On Monday, August 11, at 8:35 a.m. ET/5:35 a.m. PT, a SpaceX Falcon 9 rocket launched the KF-02 mission from Space Launch Complex 40 (SLC-40) at Cape Canaveral Space Force Station in Florida, sending 24 more of Amazon’s Project Kuiper satellites into low Earth orbit.

This launch, SpaceX’s second of three planned missions for Kuiper, brings Amazon’s internet-beaming constellation to 102 satellites — less than three months after the company deployed its first satellites in April. The Falcon 9’s first stage booster, flying for the first time, successfully landed on the A Shortfall of Gravitas droneship in the Atlantic Ocean shortly after stage separation.

Monday’s mission was delayed several times last week due to rainfall, with four launch attempts scrubbed before it finally took off. Roughly an hour after liftoff, SpaceX confirmed all 24 satellites had been successfully deployed.

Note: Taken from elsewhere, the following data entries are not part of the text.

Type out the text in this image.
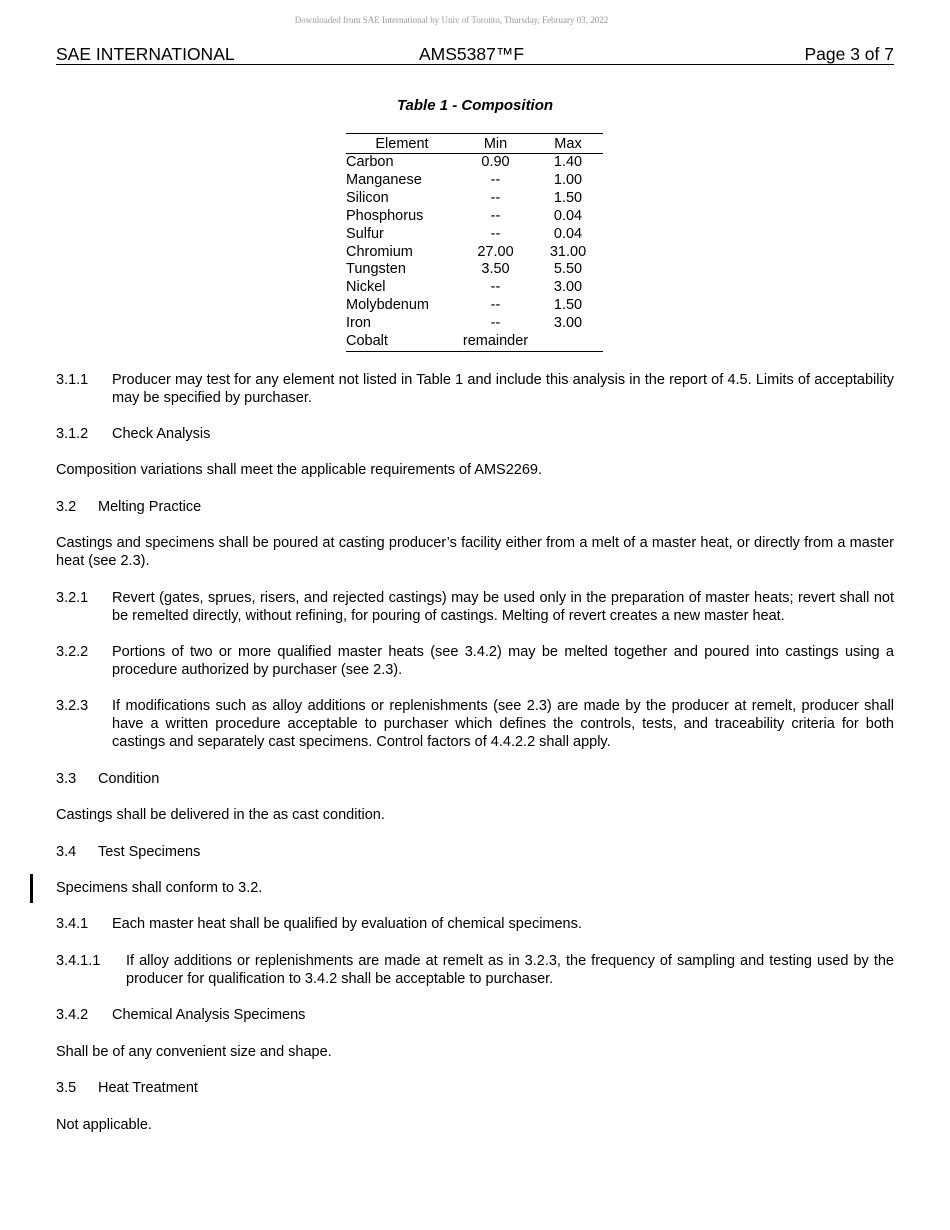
Downloaded from SAE International by Univ of Toronto, Thursday, February 03, 2022
SAE INTERNATIONAL	AMS5387™F	Page 3 of 7
Table 1 - Composition
Element	Min	Max
Carbon	0.90	1.40
Manganese	--	1.00
Silicon	--	1.50
Phosphorus	--	0.04
Sulfur	--	0.04
Chromium	27.00	31.00
Tungsten	3.50	5.50
Nickel	--	3.00
Molybdenum	--	1.50
Iron	--	3.00
Cobalt	remainder	
3.1.1 Producer may test for any element not listed in Table 1 and include this analysis in the report of 4.5. Limits of acceptability may be specified by purchaser.
3.1.2 Check Analysis
Composition variations shall meet the applicable requirements of AMS2269.
3.2 Melting Practice
Castings and specimens shall be poured at casting producer’s facility either from a melt of a master heat, or directly from a master heat (see 2.3).
3.2.1 Revert (gates, sprues, risers, and rejected castings) may be used only in the preparation of master heats; revert shall not be remelted directly, without refining, for pouring of castings. Melting of revert creates a new master heat.
3.2.2 Portions of two or more qualified master heats (see 3.4.2) may be melted together and poured into castings using a procedure authorized by purchaser (see 2.3).
3.2.3 If modifications such as alloy additions or replenishments (see 2.3) are made by the producer at remelt, producer shall have a written procedure acceptable to purchaser which defines the controls, tests, and traceability criteria for both castings and separately cast specimens. Control factors of 4.4.2.2 shall apply.
3.3 Condition
Castings shall be delivered in the as cast condition.
3.4 Test Specimens
Specimens shall conform to 3.2.
3.4.1 Each master heat shall be qualified by evaluation of chemical specimens.
3.4.1.1 If alloy additions or replenishments are made at remelt as in 3.2.3, the frequency of sampling and testing used by the producer for qualification to 3.4.2 shall be acceptable to purchaser.
3.4.2 Chemical Analysis Specimens
Shall be of any convenient size and shape.
3.5 Heat Treatment
Not applicable.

Project Kuiper is Amazon’s answer to SpaceX’s dominant Starlink network, which already operates around 8,000 satellites and serves roughly 5 million customers worldwide. Amazon is facing a tight regulatory timeline from the U.S. Federal Communications Commission, which requires that about half of Kuiper’s planned 3,236 satellites — roughly 1,600 — be in orbit by the end of July 2026, with the rest launched by July 2029.

Amazon has booked up to 83 launches for Kuiper, including three with SpaceX, despite the two companies being direct competitors in the space-based broadband market. The company has already signed deals with governments and aims to begin commercial service later this year.

With this latest mission, Amazon is one step closer to meeting its FCC deadline and challenging Starlink’s dominance in satellite internet.